The fact that a thermal cycler can perform up to 45 amplification cycles does not mean that ALL tests are amplified to that degree.  Samples are cycled until a signal is detected or they have undergone the maximum amplification of the testing protocol.  Samples can have high CT values for many reasons — poor sample quality, degradation of the sample during transport, low viral levels in the person being tested, and testing late in illness when fragments of non-replicating virus can be detected.  And it is certainly true that high CT values correlate with lower transmission risk (assuming adequate sample collection and specimen transport).  Setting standards for FDA approved diagnostic tests is a federal regulatory function.  States set standards for notifiable conditions such as SARS-CoV-2 infection.  County health officers, local boards of health, county boards of commissioners, and public hospital district commissioners have nothing to do with these decisions.

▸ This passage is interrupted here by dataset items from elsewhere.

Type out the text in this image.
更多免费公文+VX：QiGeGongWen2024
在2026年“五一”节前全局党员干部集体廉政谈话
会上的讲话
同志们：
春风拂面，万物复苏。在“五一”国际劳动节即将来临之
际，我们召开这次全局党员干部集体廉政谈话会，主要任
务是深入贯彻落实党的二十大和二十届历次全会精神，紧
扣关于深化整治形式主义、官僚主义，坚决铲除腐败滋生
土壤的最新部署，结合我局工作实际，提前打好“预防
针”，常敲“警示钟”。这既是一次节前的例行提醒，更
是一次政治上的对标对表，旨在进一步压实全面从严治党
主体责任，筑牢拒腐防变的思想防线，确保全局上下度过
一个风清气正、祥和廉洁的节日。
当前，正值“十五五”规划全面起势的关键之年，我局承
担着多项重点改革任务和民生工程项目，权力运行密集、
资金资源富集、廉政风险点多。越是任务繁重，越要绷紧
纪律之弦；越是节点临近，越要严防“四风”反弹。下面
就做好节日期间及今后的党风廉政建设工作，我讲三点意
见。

Again, if you have grave concerns that the Washington State Department of Health is using scientifically indefensible criteria for determining which COVID-19 PCR tests are positive, please share your expertise and concerns with them.  These criteria are not set by county health officers or local hospital districts.  Nor do we manufacture or license the PCR machines that are used to test diagnostic specimens for SARS-CoV-2.  We rely on these tools along with our case investigations (looking at exposure risk, symptom onset, and other risk factors) in assessing cases.  False positive tests can occur with any diagnostic technology.  They appear to be quite infrequent with PCR testing, especially when a person has a COVID-like illness or a recent exposure to a confirmed case.  If your goal is to support the pandemic denialism that Ms. Huenke promotes in the “Port Townsend Free Press” article you reference, I could not disagree more.  With the spread of more transmissible variants of SARS-CoV-2, the social cost of pandemic denialism is increasing.  If sizeable numbers of people indulge in the wishful thinking that attempts to control COVID-19 transmission are unnecessary, it is only a matter of time before variant strains become predominant.  We still have time to avert this future or at least slow it enough to allow widespread vaccine deployment. I urge you to join the community fight against COVID-19 and stop attacking those who are working long hours trying to protect their community from the worst public health emergency in the last 100 years.